Assim que Paulo nos põe a panela na mesa, percebemos que ali está comida para o almoço, e talvez para mais duas refeições. Pedimos uma caixinha porque #zerowaste, e agora, já de estômago reconfortado, perguntamos-lhe: “Com uma feijoada destas, como é que este restaurante está vazio?”. Paulo responde prontamente: “As pessoas não gostam de mim, dizem que eu berro e que me zango com os funcionários.”

As doses do Solmar Canas são enormes. Esta feijoada de chocos dava, perfeitamente, para duas pessoas

O atual proprietário prefere não falar do que se passou antes do momento em que assumiu o leme do restaurante, há dois anos. Mas se este já foi um restaurante a servir 100 refeições ao almoço e outras 100 ao jantar, agora Paulo já fica contente quando tem um terço dos 60 lugares preenchidos.

Culpa a falta de empregados nos quais possa confiar para se dedicar àquilo em que realmente é bom: cozinhar. “Tenho clientes a dizer que a minha comida é melhor do que a do chef”.

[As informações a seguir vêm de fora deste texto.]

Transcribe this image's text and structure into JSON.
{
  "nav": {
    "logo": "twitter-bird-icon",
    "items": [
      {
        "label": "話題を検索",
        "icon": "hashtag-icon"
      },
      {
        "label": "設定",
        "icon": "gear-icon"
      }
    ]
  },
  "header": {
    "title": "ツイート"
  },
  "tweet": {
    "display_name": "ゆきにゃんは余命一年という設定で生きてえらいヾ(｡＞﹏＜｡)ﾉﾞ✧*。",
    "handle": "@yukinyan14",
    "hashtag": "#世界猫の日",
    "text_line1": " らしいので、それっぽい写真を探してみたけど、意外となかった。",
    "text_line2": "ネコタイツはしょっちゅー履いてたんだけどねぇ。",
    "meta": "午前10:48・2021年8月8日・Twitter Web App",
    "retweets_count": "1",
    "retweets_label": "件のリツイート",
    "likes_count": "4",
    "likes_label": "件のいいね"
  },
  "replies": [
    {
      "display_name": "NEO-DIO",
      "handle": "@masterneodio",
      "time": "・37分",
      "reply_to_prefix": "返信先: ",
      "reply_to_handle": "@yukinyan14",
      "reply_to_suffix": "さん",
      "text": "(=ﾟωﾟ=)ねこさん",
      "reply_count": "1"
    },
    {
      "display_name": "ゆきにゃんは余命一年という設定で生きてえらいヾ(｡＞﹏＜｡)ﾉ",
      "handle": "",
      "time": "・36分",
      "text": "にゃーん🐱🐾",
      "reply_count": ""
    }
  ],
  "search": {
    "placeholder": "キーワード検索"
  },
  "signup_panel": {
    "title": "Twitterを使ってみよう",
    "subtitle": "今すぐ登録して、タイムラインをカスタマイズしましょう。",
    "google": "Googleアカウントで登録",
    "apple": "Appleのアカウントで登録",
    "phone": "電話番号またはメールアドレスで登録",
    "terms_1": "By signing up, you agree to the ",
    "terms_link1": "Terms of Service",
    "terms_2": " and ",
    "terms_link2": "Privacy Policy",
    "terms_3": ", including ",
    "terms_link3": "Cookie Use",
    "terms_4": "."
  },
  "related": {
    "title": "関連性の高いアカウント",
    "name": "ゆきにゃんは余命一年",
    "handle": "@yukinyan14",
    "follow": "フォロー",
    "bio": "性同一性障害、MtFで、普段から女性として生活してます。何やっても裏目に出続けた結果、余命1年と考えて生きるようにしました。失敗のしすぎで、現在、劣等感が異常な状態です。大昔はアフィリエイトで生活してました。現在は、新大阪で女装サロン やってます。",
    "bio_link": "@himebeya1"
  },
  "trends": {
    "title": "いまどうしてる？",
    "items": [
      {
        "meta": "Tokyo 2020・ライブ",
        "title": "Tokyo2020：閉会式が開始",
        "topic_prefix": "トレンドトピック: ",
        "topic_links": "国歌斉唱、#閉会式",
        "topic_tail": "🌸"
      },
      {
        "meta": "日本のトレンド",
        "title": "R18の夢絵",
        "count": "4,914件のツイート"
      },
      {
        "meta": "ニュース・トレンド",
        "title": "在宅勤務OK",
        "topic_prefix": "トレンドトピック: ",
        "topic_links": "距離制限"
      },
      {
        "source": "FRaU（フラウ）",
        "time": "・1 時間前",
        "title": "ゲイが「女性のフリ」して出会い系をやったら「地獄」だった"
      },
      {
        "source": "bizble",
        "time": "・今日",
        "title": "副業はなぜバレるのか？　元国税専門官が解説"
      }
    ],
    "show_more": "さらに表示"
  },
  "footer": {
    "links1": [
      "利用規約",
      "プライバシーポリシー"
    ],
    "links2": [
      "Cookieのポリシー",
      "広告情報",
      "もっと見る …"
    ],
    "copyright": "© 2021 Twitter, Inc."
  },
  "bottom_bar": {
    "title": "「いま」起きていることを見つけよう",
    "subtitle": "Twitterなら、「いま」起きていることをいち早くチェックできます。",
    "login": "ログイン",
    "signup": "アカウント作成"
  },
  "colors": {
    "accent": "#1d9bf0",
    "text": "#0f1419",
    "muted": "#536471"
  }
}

“O chef disse que eu parecia uma barata tonta”

Aprendeu tudo o que sabe sobre cozinha com o sogro, mas agora garante que não tem tempo para pôr os ensinamentos em prática. “O chef disse que eu parecia uma barata tonta e é verdade”, refere.

Paulo conta a ajuda de Larysa — “o meu braço direito” —, a ajudante de cozinha, Ana — “uma nulidade” —, e anda em testes para encontrar empregados de mesa que ajudem a dividir o trabalho que, para já, está todo sobre a sua alçada.

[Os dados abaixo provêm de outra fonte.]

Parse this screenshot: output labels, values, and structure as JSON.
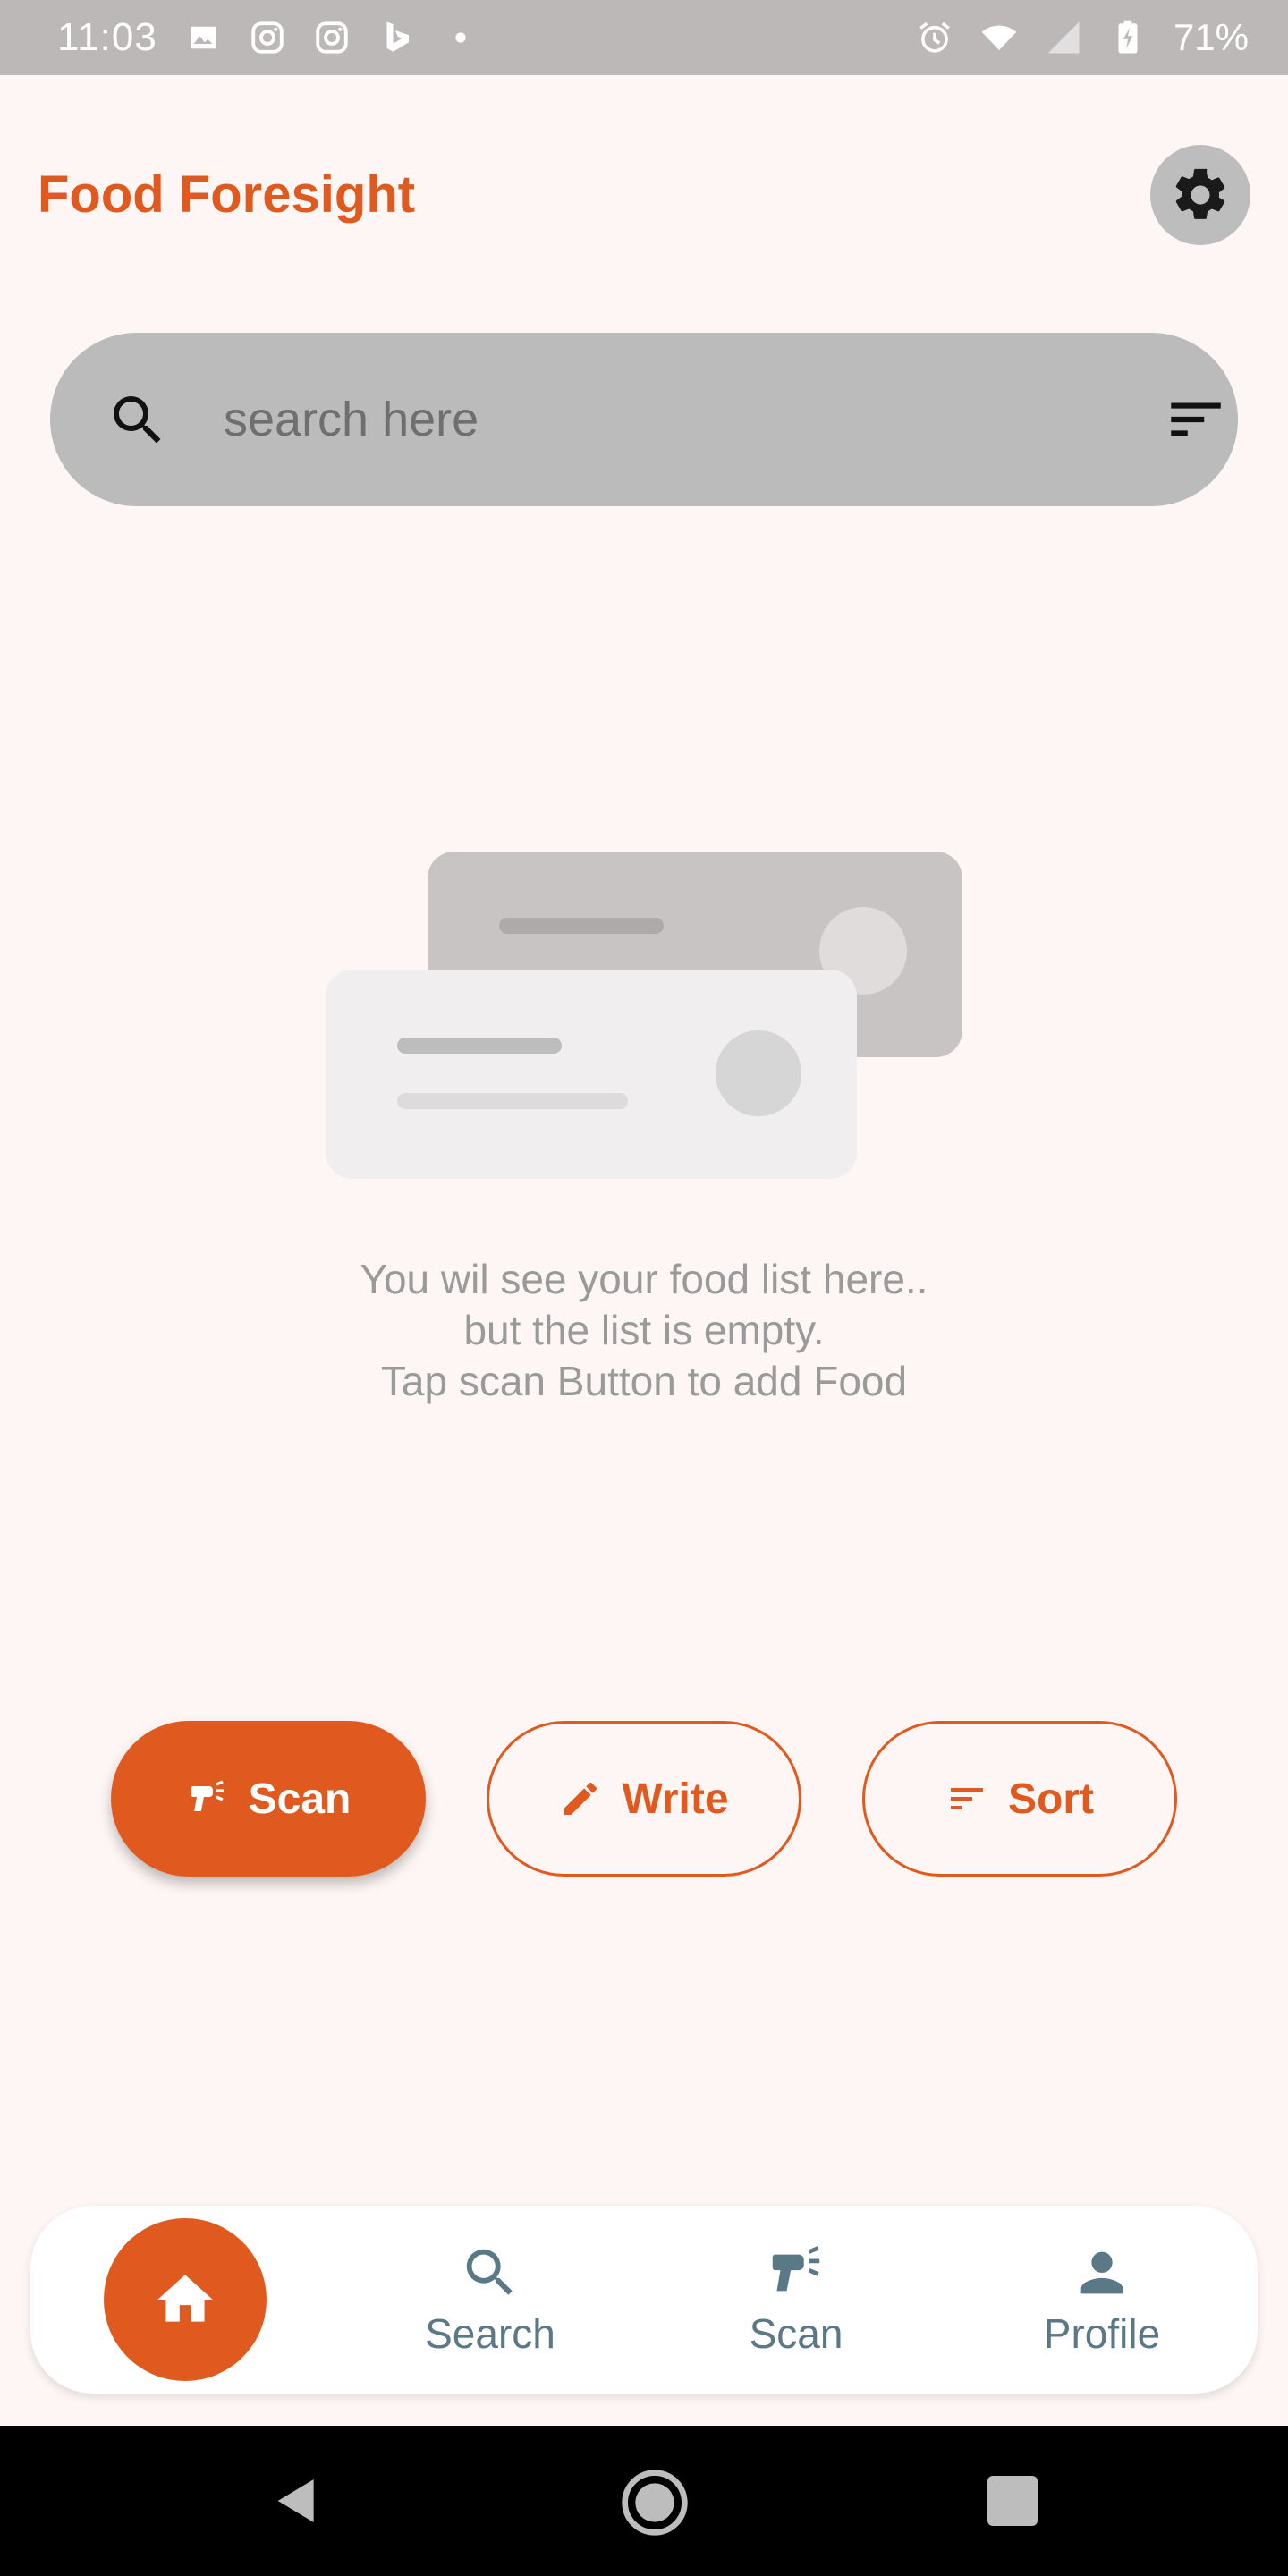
{
  "status_bar": {
    "time": "11:03",
    "battery": "71%",
    "left_icons": [
      "image-icon",
      "instagram-icon",
      "instagram-icon",
      "bing-icon",
      "dot-icon"
    ],
    "right_icons": [
      "alarm-icon",
      "wifi-icon",
      "signal-icon",
      "battery-charging-icon"
    ]
  },
  "app_bar": {
    "title": "Food Foresight",
    "settings_icon": "gear-icon"
  },
  "search": {
    "placeholder": "search here",
    "value": ""
  },
  "empty_state": {
    "line1": "You wil see your food list here..",
    "line2": "but the list is empty.",
    "line3": "Tap scan Button to add Food"
  },
  "actions": {
    "scan_label": "Scan",
    "write_label": "Write",
    "sort_label": "Sort"
  },
  "bottom_nav": {
    "home_icon": "home-icon",
    "search_label": "Search",
    "scan_label": "Scan",
    "profile_label": "Profile",
    "active": "home"
  },
  "colors": {
    "accent": "#e05a1f",
    "background": "#fdf6f4",
    "nav_inactive": "#5b7886"
  }
}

“Eu pedi ao chef duas coisas: que me ajudasse a melhorar a equipa e a parte financeira. Quero perceber porque é que o meu restaurante não dá”. E percebeu?, perguntámos. “Eu na verdade sei o porquê. O que eu quero fazer não funciona nas Caldas. Eu não posso vender uma diária a 19,50€, mas é isso que vale o prato que eu sirvo”.

Sabe que nas Caldas da Rainha só há um restaurante a servir um menu executivo mais caro — o Sabores d’Itália, cuja diária é 16€. E, na verdade,  Ljubomir Stanisic ditou o fim destes pratos especiais de almoço. “Mas eu disse-lhe logo que ia voltar às diárias, sem elas não sobrevivo”, garanto. “Mas como é que eu luto contra restaurantes que servem diárias a 3€? É impossível”.

A dívida de Paulo ronda os 90 mil euros e, por isso, durante muito tempo, não descansou. “Deixei de fazer a pausa semanal de quarta-feira e trabalhava sem parar, sem férias nem folgas. Foi o chef que me obrigou a voltar a fechar um dia por semana”, conta à MAGG.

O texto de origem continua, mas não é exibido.